Tem escola que você não tem uma torneira para lavar o rosto, então, a gente percebe que nesses lugares a prevalência do tracoma é maior, independentemente de ser uma escola rural ou urbana. É muito focal: se você tem escolas com condições ruins e na casa da criança há dificuldade de estrutura, saneamento e ela vai ter mais chance de adoecer. A população rural é mais desfavorecida da assistência, então você pode ter gente mais tempo doente, pode agravar mais os quadros, porque a unidade de saúde não tem profissionais de saúde ou têm profissionais com dificuldades de chegar àquela localidade. Então eles passam mais tempo sem assistência e sem o diagnóstico, mas não é pela área propriamente dita.


Entre as sete doenças definidas, foi possível identificar a que é mais presente, pela maneira de transmissão ou por algum outro fator?

As que são de transmissão pessoa a pessoa são mais disseminadas. A esquistossomose, por exemplo, é uma doença que está presente sempre numa área litorânea. Já a tuberculose, a hanseníase e o tracoma estão disseminadas pelo estado todo, mas muito relacionadas aos ambientes urbanos mais aglomerados. Mas, por exemplo, a doença de Chagas, tem uma característica muito rural, porque o vetor é muito típico do ambiente rural. Então você não vai pegar essa doença numa casa sem estrutura aqui dentro do Recife, porque não tem o vetor transmitindo. Mas você vai para o interior, para uma casa de taipa, e tem a chance de se contaminar.

Quais as perspectivas do Sanar para os próximos anos?
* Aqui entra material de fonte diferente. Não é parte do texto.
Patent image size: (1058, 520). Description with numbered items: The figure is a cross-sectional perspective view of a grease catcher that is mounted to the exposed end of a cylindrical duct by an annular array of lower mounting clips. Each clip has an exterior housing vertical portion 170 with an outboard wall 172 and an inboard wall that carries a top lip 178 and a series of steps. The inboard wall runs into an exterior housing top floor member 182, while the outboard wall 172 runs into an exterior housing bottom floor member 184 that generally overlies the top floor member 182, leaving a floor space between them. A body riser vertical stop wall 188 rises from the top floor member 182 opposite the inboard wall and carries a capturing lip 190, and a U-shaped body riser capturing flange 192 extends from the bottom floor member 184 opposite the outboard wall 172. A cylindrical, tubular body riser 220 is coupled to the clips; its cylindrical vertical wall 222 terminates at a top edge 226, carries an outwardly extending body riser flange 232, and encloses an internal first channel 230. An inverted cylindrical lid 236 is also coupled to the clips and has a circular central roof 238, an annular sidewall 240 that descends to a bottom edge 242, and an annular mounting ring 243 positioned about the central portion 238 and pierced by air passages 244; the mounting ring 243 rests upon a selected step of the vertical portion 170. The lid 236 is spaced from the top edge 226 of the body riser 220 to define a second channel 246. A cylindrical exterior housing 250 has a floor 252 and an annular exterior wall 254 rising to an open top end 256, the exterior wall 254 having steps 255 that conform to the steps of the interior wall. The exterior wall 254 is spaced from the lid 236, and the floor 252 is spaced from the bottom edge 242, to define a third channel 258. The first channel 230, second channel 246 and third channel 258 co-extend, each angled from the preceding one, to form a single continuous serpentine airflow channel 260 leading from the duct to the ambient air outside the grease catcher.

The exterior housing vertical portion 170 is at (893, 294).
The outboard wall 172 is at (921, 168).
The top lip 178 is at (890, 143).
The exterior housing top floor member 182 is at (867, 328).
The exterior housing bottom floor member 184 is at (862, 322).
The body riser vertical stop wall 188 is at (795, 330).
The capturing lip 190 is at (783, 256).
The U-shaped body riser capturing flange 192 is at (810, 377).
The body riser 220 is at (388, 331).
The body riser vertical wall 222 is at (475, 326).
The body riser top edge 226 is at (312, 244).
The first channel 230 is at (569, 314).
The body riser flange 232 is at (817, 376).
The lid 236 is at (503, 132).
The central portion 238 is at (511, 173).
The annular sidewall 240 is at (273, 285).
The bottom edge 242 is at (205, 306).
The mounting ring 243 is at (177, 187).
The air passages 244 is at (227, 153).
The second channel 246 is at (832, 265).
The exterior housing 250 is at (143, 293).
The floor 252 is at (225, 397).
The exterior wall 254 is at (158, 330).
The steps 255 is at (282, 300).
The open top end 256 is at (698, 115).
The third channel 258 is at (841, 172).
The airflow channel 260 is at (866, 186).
Para cada doença temos uma meta bem clara, mas a perspectiva é que a gente chegue a 2014, e já temos desenho favorável, com as metas que traçamos alcançadas. A gente sabe, por exemplo, que não vamos reduzir o número de casos de tuberculose e hanseníase, porque isso é muito lento, muito processual. Mas, por exemplo, a tuberculose, se até 2014 reduzirmos o número de abandono do tratamento para 10%, ou seja, a cada 100 pessoas que entrarem em tratamento, no máximo 10 não concluam, a gente consegue acabar com a manutenção da doença. A gente não vai conseguir acabar com as doenças em três ou quatro anos, então qual é nossa meta: que as próximas gestões, tanto do estado quanto do município, continuem assumindo como prioridade essas doenças negligenciadas, ou seja, continuem trabalhando da mesma forma, com a intensidade que a gente tem trabalhado, com a prioridade que a gente tem trabalhado para que, a médio prazo, a gente tenha, por exemplo, reduzido a mortalidade por tuberculose, que é uma das maiores do Brasil. Nesses quatro anos a gente vai diminuir indicadores, que vão, a longo ou médio prazo reduzirem o problema de fato. Essa é nossa expectativa, a manutenção destas ações.